Démocratiser le bio et le vrac à bord d’une épicerie ambulante : c’est le défi que s’est lancé Brigitte Nuchelmans en pleine crise sanitaire. En créant l’Epi de Bri, cette bondynoise tracte chaque semaine sa remorque de près de 180 kg, à la rencontre des habitants.
Tout part d’une expérience personnelle : en arrivant à Bondy, Brigitte Nuchelmans se rend compte que ses magasins bio préférés ne se trouvent pas tout à fait à côté. Elle remarque aussi que sa commune est traversée par une voie de chemin de fer et une route nationale, qui découpent littéralement la ville et qui rendent difficile l’accès aux commerces de proximité.
Une reconversion professionnelle en plein covid
A 38 ans, elle est alors en pleine réflexion autour d’une reconversion professionnelle, après avoir passé de nombreuses années dans le domaine de la culture et de la musique. "Je ne voulais pas d’un endroit fixe, justement pour éviter aux gens d’avoir à pousser la porte d’un magasin bio, ce qui n’est pas forcément évident pour tout le monde." En s’inspirant d’épiciers ambulants lillois, Brigitte Nuchelmans choisit donc le vélo cargo pour se lancer dans l’aventure.

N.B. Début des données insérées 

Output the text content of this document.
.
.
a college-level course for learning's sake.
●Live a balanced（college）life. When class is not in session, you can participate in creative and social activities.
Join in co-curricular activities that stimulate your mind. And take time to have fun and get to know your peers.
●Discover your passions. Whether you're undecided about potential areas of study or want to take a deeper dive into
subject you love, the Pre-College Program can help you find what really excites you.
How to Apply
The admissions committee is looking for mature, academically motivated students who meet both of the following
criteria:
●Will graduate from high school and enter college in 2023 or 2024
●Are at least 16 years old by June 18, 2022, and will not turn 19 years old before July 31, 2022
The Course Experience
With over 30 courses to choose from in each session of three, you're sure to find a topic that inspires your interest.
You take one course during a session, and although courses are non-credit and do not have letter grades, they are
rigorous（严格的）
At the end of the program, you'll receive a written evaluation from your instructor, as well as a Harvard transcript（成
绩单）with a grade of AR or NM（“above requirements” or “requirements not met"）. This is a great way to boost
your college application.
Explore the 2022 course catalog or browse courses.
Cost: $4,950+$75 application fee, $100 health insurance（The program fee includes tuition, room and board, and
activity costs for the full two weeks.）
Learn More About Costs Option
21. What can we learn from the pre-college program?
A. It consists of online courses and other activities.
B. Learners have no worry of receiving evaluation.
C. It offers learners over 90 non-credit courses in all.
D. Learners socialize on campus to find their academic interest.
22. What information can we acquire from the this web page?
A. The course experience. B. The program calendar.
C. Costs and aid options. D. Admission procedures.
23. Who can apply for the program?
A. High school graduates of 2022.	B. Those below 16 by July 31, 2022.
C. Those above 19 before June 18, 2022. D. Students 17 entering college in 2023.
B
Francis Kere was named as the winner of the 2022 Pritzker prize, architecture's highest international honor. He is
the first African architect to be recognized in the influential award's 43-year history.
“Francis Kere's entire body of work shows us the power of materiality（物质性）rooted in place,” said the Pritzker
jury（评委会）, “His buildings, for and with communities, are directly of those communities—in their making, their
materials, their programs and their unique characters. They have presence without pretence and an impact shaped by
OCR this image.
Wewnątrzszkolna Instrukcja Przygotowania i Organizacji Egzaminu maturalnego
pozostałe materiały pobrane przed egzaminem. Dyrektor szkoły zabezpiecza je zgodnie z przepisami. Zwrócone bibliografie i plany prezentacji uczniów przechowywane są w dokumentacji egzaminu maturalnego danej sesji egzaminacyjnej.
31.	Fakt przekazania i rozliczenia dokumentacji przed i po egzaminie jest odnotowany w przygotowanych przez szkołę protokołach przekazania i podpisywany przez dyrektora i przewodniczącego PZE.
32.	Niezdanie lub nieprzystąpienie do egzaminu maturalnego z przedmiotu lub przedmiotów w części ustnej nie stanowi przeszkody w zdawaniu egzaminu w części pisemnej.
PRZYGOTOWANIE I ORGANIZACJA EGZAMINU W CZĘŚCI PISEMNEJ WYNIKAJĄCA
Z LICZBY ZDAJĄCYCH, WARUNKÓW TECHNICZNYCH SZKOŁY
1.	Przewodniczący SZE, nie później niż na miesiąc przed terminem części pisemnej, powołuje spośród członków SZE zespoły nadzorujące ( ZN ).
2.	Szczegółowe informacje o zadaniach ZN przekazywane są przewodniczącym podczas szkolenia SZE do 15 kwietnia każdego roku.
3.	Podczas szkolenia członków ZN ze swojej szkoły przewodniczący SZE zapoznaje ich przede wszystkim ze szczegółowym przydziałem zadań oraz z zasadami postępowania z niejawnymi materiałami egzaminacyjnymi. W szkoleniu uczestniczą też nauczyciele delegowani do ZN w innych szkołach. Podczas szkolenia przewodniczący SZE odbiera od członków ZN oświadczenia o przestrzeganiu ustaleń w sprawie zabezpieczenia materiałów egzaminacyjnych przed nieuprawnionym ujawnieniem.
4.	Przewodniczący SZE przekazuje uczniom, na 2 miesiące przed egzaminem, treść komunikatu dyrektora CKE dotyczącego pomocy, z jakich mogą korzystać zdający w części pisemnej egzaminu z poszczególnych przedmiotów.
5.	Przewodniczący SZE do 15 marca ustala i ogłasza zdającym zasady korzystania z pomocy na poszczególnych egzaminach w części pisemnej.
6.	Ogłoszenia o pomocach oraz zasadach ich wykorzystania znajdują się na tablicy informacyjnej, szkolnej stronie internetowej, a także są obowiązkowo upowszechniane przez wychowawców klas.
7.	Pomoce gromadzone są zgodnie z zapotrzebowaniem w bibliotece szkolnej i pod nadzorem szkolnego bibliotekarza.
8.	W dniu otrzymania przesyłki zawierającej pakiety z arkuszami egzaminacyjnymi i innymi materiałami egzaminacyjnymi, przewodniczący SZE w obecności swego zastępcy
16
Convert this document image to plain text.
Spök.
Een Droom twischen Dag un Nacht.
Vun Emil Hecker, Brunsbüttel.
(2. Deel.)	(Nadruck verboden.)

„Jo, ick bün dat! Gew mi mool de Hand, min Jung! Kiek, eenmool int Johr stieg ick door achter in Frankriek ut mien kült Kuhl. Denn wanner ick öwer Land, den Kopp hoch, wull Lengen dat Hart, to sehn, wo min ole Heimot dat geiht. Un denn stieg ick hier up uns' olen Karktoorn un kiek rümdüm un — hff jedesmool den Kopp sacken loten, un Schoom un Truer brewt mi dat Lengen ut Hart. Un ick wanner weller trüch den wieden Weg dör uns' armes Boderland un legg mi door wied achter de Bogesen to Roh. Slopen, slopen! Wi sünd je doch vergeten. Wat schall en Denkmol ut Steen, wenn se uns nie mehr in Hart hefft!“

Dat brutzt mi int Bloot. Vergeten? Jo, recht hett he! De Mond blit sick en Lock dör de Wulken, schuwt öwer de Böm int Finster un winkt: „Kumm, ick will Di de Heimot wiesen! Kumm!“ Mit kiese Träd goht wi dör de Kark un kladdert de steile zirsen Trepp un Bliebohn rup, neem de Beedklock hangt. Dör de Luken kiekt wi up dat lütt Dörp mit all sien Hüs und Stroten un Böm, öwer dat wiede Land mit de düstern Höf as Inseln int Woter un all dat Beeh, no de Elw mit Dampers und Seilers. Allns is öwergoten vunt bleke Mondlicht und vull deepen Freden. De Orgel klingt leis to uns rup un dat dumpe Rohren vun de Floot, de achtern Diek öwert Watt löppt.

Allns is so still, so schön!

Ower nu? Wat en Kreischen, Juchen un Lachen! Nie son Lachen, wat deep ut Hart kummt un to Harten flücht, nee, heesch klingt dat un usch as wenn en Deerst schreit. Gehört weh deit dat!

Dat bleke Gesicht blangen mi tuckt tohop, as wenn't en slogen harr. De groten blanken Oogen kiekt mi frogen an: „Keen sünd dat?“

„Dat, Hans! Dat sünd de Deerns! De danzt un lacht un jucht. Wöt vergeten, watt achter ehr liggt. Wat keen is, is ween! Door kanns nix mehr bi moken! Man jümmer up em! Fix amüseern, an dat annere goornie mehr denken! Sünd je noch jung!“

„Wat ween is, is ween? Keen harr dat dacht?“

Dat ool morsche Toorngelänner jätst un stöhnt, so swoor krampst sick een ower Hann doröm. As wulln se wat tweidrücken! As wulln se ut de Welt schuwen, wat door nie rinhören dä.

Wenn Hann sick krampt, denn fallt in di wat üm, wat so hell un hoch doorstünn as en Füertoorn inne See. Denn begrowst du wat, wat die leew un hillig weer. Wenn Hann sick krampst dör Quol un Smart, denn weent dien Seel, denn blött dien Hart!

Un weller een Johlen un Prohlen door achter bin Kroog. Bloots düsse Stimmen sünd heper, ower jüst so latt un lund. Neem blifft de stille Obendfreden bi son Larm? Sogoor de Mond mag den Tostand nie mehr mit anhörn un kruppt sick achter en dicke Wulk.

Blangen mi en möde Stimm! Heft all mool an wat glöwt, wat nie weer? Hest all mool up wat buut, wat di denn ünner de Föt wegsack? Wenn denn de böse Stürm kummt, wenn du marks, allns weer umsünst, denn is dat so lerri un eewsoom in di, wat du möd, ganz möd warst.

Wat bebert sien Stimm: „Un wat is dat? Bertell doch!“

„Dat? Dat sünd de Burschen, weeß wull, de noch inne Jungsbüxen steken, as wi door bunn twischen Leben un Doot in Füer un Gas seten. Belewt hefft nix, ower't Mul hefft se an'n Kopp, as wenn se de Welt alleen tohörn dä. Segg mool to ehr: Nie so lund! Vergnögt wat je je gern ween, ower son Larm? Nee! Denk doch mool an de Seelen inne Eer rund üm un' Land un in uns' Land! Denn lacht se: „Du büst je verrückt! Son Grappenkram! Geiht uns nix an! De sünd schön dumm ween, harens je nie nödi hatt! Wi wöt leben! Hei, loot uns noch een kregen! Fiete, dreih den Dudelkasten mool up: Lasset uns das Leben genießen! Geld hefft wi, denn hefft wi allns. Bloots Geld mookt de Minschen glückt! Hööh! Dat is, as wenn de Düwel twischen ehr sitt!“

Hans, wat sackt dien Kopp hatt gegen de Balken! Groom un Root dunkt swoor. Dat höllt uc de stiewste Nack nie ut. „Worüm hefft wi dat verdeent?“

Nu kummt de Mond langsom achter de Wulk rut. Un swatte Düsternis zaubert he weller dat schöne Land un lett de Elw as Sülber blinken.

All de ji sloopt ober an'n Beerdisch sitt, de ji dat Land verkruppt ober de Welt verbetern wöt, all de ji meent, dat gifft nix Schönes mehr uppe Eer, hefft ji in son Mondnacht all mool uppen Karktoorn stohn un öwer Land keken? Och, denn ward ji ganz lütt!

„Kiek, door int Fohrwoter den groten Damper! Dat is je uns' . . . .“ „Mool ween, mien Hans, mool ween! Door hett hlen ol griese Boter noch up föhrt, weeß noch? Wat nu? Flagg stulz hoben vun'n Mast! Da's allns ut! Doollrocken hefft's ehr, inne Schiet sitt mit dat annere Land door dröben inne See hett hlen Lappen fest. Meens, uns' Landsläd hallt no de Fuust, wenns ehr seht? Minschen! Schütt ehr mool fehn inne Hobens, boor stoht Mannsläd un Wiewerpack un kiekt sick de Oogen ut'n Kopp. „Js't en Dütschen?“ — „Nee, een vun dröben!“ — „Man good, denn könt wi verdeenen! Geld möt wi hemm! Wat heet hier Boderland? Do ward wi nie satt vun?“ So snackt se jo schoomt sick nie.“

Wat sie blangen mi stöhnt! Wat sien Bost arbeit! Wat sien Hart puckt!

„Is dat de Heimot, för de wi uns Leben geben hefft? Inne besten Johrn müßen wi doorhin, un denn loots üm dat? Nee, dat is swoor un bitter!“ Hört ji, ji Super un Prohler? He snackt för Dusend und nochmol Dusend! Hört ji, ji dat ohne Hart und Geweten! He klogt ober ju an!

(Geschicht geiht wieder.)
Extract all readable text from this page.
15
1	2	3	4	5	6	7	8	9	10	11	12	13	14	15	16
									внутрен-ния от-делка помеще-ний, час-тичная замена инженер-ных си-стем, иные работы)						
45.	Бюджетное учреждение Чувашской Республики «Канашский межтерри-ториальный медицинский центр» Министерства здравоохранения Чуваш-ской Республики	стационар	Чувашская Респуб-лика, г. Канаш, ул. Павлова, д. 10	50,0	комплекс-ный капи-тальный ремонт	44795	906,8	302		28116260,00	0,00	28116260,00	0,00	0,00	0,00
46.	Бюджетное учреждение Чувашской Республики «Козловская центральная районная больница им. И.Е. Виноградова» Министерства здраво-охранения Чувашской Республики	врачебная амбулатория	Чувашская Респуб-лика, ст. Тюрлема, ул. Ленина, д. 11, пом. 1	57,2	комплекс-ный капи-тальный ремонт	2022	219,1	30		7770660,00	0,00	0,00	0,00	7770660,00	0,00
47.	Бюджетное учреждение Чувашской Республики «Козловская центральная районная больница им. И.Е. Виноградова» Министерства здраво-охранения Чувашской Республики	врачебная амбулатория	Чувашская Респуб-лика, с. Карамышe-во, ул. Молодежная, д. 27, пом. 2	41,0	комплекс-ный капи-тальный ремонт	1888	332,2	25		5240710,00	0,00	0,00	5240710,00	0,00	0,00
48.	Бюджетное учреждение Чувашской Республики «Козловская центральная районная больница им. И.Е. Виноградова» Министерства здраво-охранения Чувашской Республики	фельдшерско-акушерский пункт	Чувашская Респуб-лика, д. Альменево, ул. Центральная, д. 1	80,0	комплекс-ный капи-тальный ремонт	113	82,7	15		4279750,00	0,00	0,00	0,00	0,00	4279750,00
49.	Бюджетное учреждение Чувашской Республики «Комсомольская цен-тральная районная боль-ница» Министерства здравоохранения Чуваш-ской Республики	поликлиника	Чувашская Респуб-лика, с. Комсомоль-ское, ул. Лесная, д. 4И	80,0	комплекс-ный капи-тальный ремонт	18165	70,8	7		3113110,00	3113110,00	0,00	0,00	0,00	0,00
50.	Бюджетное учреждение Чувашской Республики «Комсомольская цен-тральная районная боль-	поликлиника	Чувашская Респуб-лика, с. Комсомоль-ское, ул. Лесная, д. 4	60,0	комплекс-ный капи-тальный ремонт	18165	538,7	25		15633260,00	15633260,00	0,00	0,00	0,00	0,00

Elle adhère aussi à l’association francilienne des boîtes à vélo pour recevoir quelques conseils pratiques.
Démocratiser le vrac
"Quand je me suis mise à fond dans le projet je me suis demandé : qu’apporter de plus ? Je me suis dit qu'au-delà de vendre mes produits, il fallait que je propose aux gens de les accompagner dans leur transition vers une consommation plus saine". Alors, Brigitte choisit avec attention ses points de passage. De la place de la Gare dans le sud de la ville en passant par le quartier prioritaire de la Sablière ou celui de Bondy Nord, "L'Epi de Bri" pose sa béquille partout et propose même un service de livraison à domicile.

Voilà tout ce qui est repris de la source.